PAMEKASAN, DIMADURA–Pemerintah Kabupaten (Pemkab) Pamekasan, Madura, Jawa Timur, menyatakan siap mengawal penyiapan dokumen usulan Madura sebagai Kawasan Ekonomi Khusus (KEK) Tembakau.

Komitmen tersebut disampaikan Bupati Pamekasan KH Kholilurrahman saat menerima audiensi Karsana Muda Madura (KAMURA) di Rumah Dinas Bupati, kompleks Pendopo Ronggosukowati, Rabu (16/9/2026).

Audiensi tersebut merupakan bagian dari rangkaian kunjungan KAMURA ke empat pemerintah kabupaten di Madura untuk mematangkan dokumen usulan KEK Tembakau.

Sehari sebelumnya, Selasa (15/9/2026), rombongan KAMURA diterima Wakil Bupati Bangkalan Fauzan Ja'far. Dalam pertemuan itu, ia mengingatkan pentingnya menghindari ego sektoral di antara empat kabupaten di Madura.

Ia juga mendorong agar pengembangan tembakau tidak berhenti pada produksi bahan baku, tetapi diarahkan hingga pengembangan industri.

Pada hari yang sama dengan audiensi di Pamekasan, Bupati Sumenep Achmad Fauzi Wongsojudo menyatakan kesiapan menyediakan lahan seluas 30 hektare di wilayah Patean.

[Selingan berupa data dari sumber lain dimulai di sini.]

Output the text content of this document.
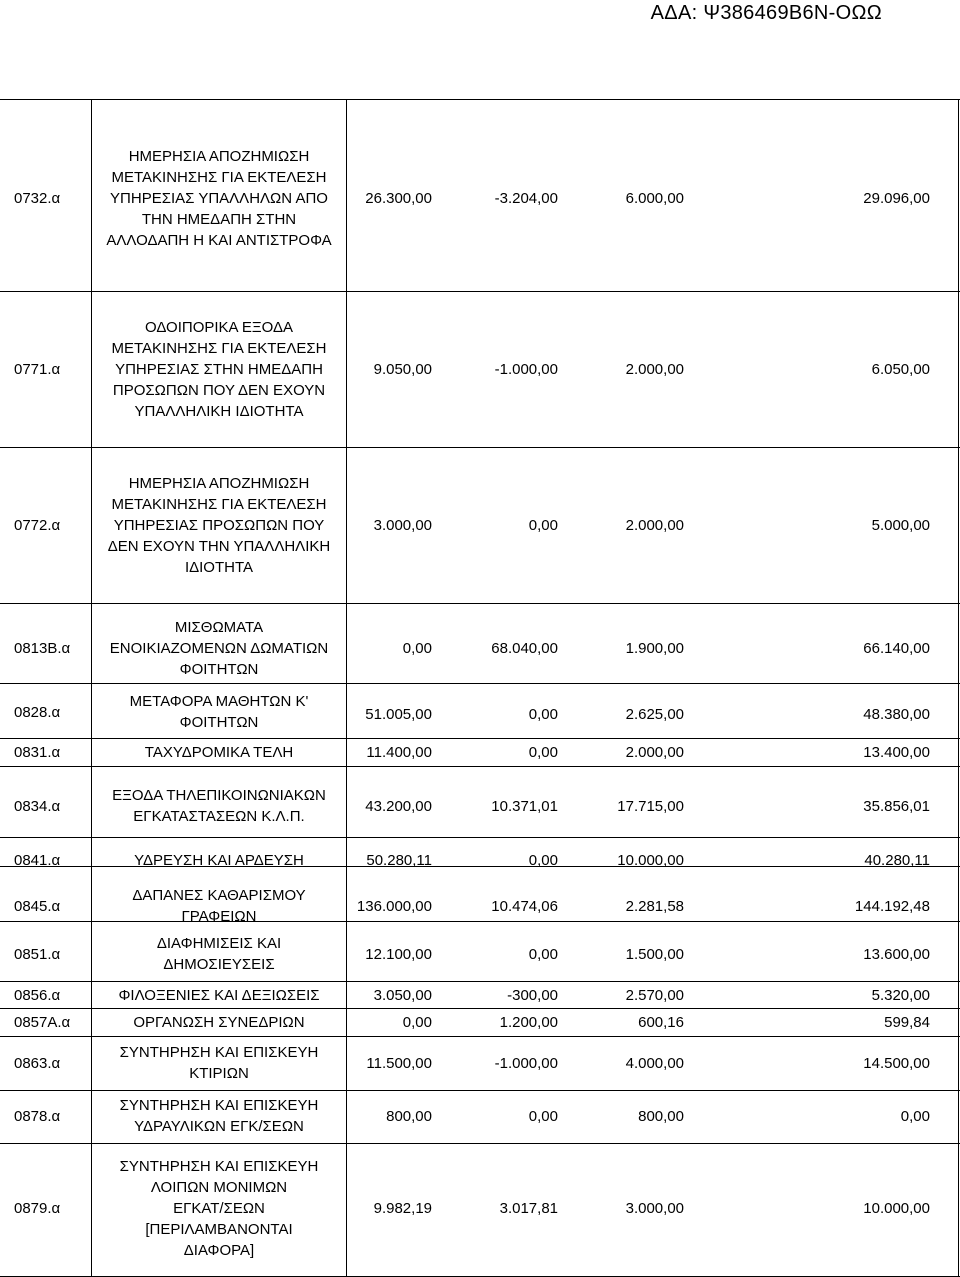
ΑΔΑ: Ψ386469Β6Ν-ΟΩΩ
0732.α
ΗΜΕΡΗΣΙΑ ΑΠΟΖΗΜΙΩΣΗ
ΜΕΤΑΚΙΝΗΣΗΣ ΓΙΑ ΕΚΤΕΛΕΣΗ
ΥΠΗΡΕΣΙΑΣ ΥΠΑΛΛΗΛΩΝ ΑΠΟ
ΤΗΝ ΗΜΕΔΑΠΗ ΣΤΗΝ
ΑΛΛΟΔΑΠΗ Η ΚΑΙ ΑΝΤΙΣΤΡΟΦΑ
26.300,00	-3.204,00	6.000,00	29.096,00
0771.α
ΟΔΟΙΠΟΡΙΚΑ ΕΞΟΔΑ
ΜΕΤΑΚΙΝΗΣΗΣ ΓΙΑ ΕΚΤΕΛΕΣΗ
ΥΠΗΡΕΣΙΑΣ ΣΤΗΝ ΗΜΕΔΑΠΗ
ΠΡΟΣΩΠΩΝ ΠΟΥ ΔΕΝ ΕΧΟΥΝ
ΥΠΑΛΛΗΛΙΚΗ ΙΔΙΟΤΗΤΑ
9.050,00	-1.000,00	2.000,00	6.050,00
0772.α
ΗΜΕΡΗΣΙΑ ΑΠΟΖΗΜΙΩΣΗ
ΜΕΤΑΚΙΝΗΣΗΣ ΓΙΑ ΕΚΤΕΛΕΣΗ
ΥΠΗΡΕΣΙΑΣ ΠΡΟΣΩΠΩΝ ΠΟΥ
ΔΕΝ ΕΧΟΥΝ ΤΗΝ ΥΠΑΛΛΗΛΙΚΗ
ΙΔΙΟΤΗΤΑ
3.000,00	0,00	2.000,00	5.000,00
0813Β.α
ΜΙΣΘΩΜΑΤΑ
ΕΝΟΙΚΙΑΖΟΜΕΝΩΝ ΔΩΜΑΤΙΩΝ
ΦΟΙΤΗΤΩΝ
0,00	68.040,00	1.900,00	66.140,00
0828.α
ΜΕΤΑΦΟΡΑ ΜΑΘΗΤΩΝ Κ'
ΦΟΙΤΗΤΩΝ	51.005,00	0,00	2.625,00	48.380,00
0831.α	ΤΑΧΥΔΡΟΜΙΚΑ ΤΕΛΗ	11.400,00	0,00	2.000,00	13.400,00
0834.α
ΕΞΟΔΑ ΤΗΛΕΠΙΚΟΙΝΩΝΙΑΚΩΝ
ΕΓΚΑΤΑΣΤΑΣΕΩΝ Κ.Λ.Π.
43.200,00	10.371,01	17.715,00	35.856,01
0841.α	ΥΔΡΕΥΣΗ ΚΑΙ ΑΡΔΕΥΣΗ	50.280,11	0,00	10.000,00	40.280,11
0845.α
ΔΑΠΑΝΕΣ ΚΑΘΑΡΙΣΜΟΥ
ΓΡΑΦΕΙΩΝ
136.000,00	10.474,06	2.281,58	144.192,48
0851.α
ΔΙΑΦΗΜΙΣΕΙΣ ΚΑΙ
ΔΗΜΟΣΙΕΥΣΕΙΣ
12.100,00	0,00	1.500,00	13.600,00
0856.α	ΦΙΛΟΞΕΝΙΕΣ ΚΑΙ ΔΕΞΙΩΣΕΙΣ	3.050,00	-300,00	2.570,00	5.320,00
0857Α.α	ΟΡΓΑΝΩΣΗ ΣΥΝΕΔΡΙΩΝ	0,00	1.200,00	600,16	599,84
0863.α
ΣΥΝΤΗΡΗΣΗ ΚΑΙ ΕΠΙΣΚΕΥΗ
ΚΤΙΡΙΩΝ
11.500,00	-1.000,00	4.000,00	14.500,00
0878.α
ΣΥΝΤΗΡΗΣΗ ΚΑΙ ΕΠΙΣΚΕΥΗ
ΥΔΡΑΥΛΙΚΩΝ ΕΓΚ/ΣΕΩΝ
800,00	0,00	800,00	0,00
0879.α
ΣΥΝΤΗΡΗΣΗ ΚΑΙ ΕΠΙΣΚΕΥΗ
ΛΟΙΠΩΝ ΜΟΝΙΜΩΝ
ΕΓΚΑΤ/ΣΕΩΝ
[ΠΕΡΙΛΑΜΒΑΝΟΝΤΑΙ
ΔΙΑΦΟΡΑ]
9.982,19	3.017,81	3.000,00	10.000,00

Dalam audiensi tersebut, Kholilurrahman menekankan pentingnya komunikasi dan koordinasi yang berkelanjutan dalam mendorong terwujudnya KEK Madura.

“Silaturahmi telah menumbuhkan semangat baru,” ujarnya.

Menurut Kholilurrahman, Pemkab Pamekasan sejak awal mendukung rencana tersebut dan siap terlibat dalam proses pengusulannya.

“Kami ikut mengawal agar ini sukses. Berdirinya KEK di Madura adalah visi dan keinginan kita bersama,” tegasnya.